Montoyo played in the ruler lounge a total of six times, including two this season after his home game on Saturday afternoon. He often went with team officials and coaches and brought his wife when visiting from Arizona. She stays with her youngest child during the school year. Montoyo was tired on the day of his recent visit — the Blue Jays were in the midst of 20 consecutive days of games — but the club is his escape.
“If I knew Sam was Saturday and lost a tough match and I was alone in the apartment, she told me to go there and have fun,” Montoyo said.
He was in the ruler lounge with Francisco Franco Worldwide Salsa Band after the Blue Jays defeated the Houston Astros, a game sent off in the fifth inning because Montoyo claimed to be called the third strike to Guerrero. ..
“We call it a swing,” said Alex Nar, 42, a band percussionist who lent Montoyo a guilloché and led him to a more contemporary arrangement. “He has a natural swing to music. He feels it in his heart. He has a rhythm.”
After the first set, Montoyo took pictures with a few fans. While the DJ was playing salsa and reggaeton classics, Montoyo rushed to an empty stage to play a conga with the song. And when the band returned for their second set, he joined them again.

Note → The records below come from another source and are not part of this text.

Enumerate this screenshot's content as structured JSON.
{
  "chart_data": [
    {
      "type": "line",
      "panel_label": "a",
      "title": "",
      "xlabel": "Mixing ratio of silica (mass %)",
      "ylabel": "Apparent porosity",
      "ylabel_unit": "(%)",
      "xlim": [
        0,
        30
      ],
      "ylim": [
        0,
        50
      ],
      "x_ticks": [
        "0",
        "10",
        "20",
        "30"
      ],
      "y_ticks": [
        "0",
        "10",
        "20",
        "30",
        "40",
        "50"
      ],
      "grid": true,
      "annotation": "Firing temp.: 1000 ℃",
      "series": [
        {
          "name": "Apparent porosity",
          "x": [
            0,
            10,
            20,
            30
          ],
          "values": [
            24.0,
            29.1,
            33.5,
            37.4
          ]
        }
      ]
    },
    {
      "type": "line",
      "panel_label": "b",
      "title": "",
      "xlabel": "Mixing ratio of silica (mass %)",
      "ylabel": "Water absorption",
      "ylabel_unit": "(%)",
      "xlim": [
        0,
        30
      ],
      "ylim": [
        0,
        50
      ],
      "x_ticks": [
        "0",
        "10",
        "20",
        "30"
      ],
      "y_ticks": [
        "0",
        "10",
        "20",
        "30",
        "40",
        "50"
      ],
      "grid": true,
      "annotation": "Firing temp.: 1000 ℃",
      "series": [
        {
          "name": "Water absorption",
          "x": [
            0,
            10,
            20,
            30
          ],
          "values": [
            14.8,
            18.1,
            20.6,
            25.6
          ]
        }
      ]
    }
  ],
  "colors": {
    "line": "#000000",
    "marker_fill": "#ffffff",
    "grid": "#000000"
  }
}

“Baseball is very Caribbean,” said Ortega, who was born in Ecuador and grew up in New York. “It’s Puerto Rico, it’s the whole rhythm and style and panacea that Dominicans, Venezuela, and Latinos bring to the game. That atmosphere, it’s kind of going together. So for me, when Charlie was there, I thought, “Wow, this is an interesting, perfect marriage of all those things.”

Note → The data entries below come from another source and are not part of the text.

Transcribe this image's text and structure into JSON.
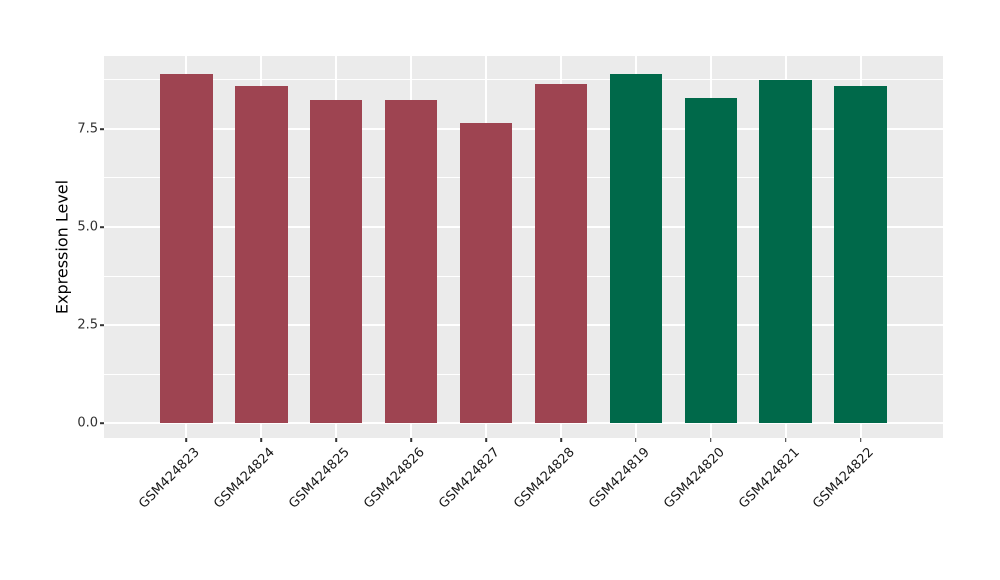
{
  "figure": {
    "background_color": "#FFFFFF",
    "panel_background_color": "#EBEBEB",
    "grid_color": "#FFFFFF",
    "tick_color": "#333333"
  },
  "chart_data": {
    "type": "bar",
    "title": "",
    "xlabel": "",
    "ylabel": "Expression Level",
    "categories": [
      "GSM424823",
      "GSM424824",
      "GSM424825",
      "GSM424826",
      "GSM424827",
      "GSM424828",
      "GSM424819",
      "GSM424820",
      "GSM424821",
      "GSM424822"
    ],
    "values": [
      8.9,
      8.6,
      8.25,
      8.25,
      7.65,
      8.65,
      8.9,
      8.3,
      8.75,
      8.6
    ],
    "bar_colors": [
      "#9E4451",
      "#9E4451",
      "#9E4451",
      "#9E4451",
      "#9E4451",
      "#9E4451",
      "#00694A",
      "#00694A",
      "#00694A",
      "#00694A"
    ],
    "group_colors": {
      "maroon_group": "#9E4451",
      "green_group": "#00694A"
    },
    "ylim": [
      -0.38,
      9.36
    ],
    "yticks": [
      0.0,
      2.5,
      5.0,
      7.5
    ],
    "ytick_labels": [
      "0.0",
      "2.5",
      "5.0",
      "7.5"
    ],
    "yticks_minor": [
      1.25,
      3.75,
      6.25,
      8.75
    ],
    "grid": true,
    "legend": "none",
    "x_label_rotation_deg": 45,
    "bar_width_fraction": 0.7
  }
}
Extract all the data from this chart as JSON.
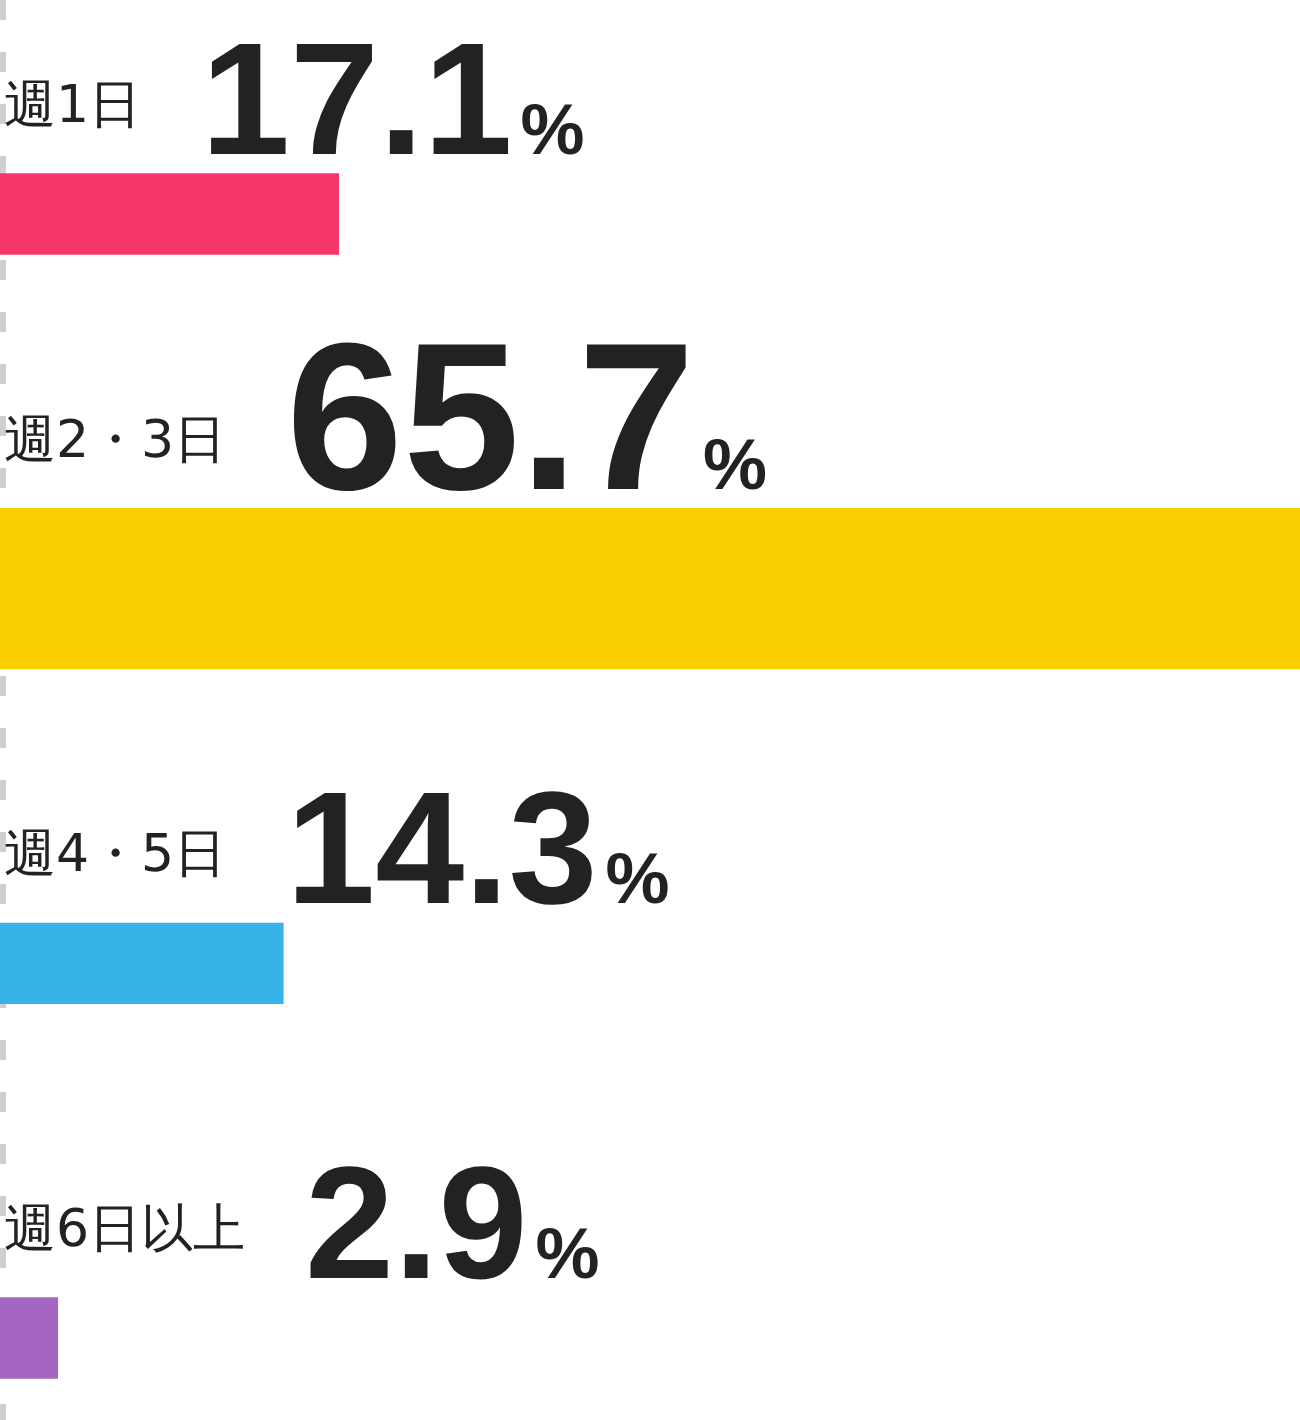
{
  "chart_data": {
    "type": "bar",
    "orientation": "horizontal",
    "categories": [
      "週1日",
      "週2・3日",
      "週4・5日",
      "週6日以上"
    ],
    "values": [
      17.1,
      65.7,
      14.3,
      2.9
    ],
    "colors": [
      "#f5376b",
      "#fbce00",
      "#36b3e8",
      "#a566c1"
    ],
    "value_labels": [
      "17.1%",
      "65.7%",
      "14.3%",
      "2.9%"
    ],
    "tick_labels": false
  }
}
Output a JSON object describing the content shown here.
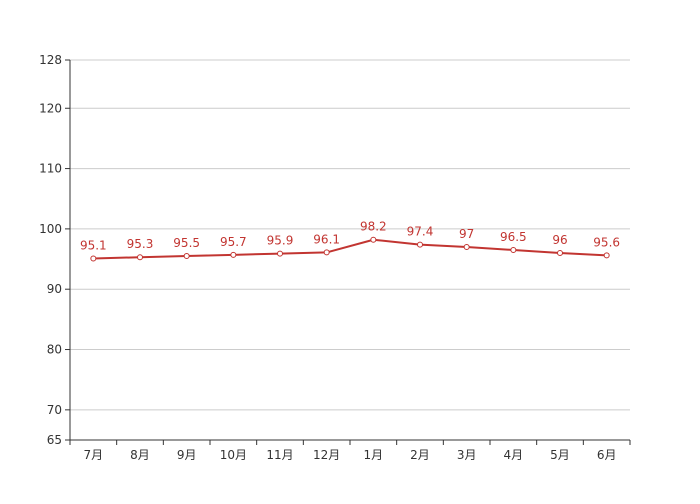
{
  "chart_data": {
    "type": "line",
    "categories": [
      "7月",
      "8月",
      "9月",
      "10月",
      "11月",
      "12月",
      "1月",
      "2月",
      "3月",
      "4月",
      "5月",
      "6月"
    ],
    "series": [
      {
        "values": [
          95.1,
          95.3,
          95.5,
          95.7,
          95.9,
          96.1,
          98.2,
          97.4,
          97,
          96.5,
          96,
          95.6
        ],
        "color": "#c23531"
      }
    ],
    "y_ticks": [
      65,
      70,
      80,
      90,
      100,
      110,
      120,
      128
    ],
    "ylim": [
      65,
      128
    ],
    "grid": true,
    "data_labels": true,
    "colors": {
      "axis": "#333333",
      "grid": "#cccccc",
      "series": "#c23531"
    }
  }
}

Montoyo has sought to represent his island in every aspect of his life, from the field to the stage.
“It’s hard to reach this level,” he said of his work. “I didn’t really expect to reach it after so many years. So I have the Puerto Rican flag on my gloves everywhere. I’m in my hometown and music I’m proud. “
Shortly after midnight, Montoyo ended with a few songs left on the second set of his recent visit to the Lula Lounge. He returned Guiro to Nar, gave him a hug, and said goodbye. He didn’t want to leave, but the Blue Jays played a 1:00 pm match. He took his jacket and left with an employee of the team he was with. He will come back.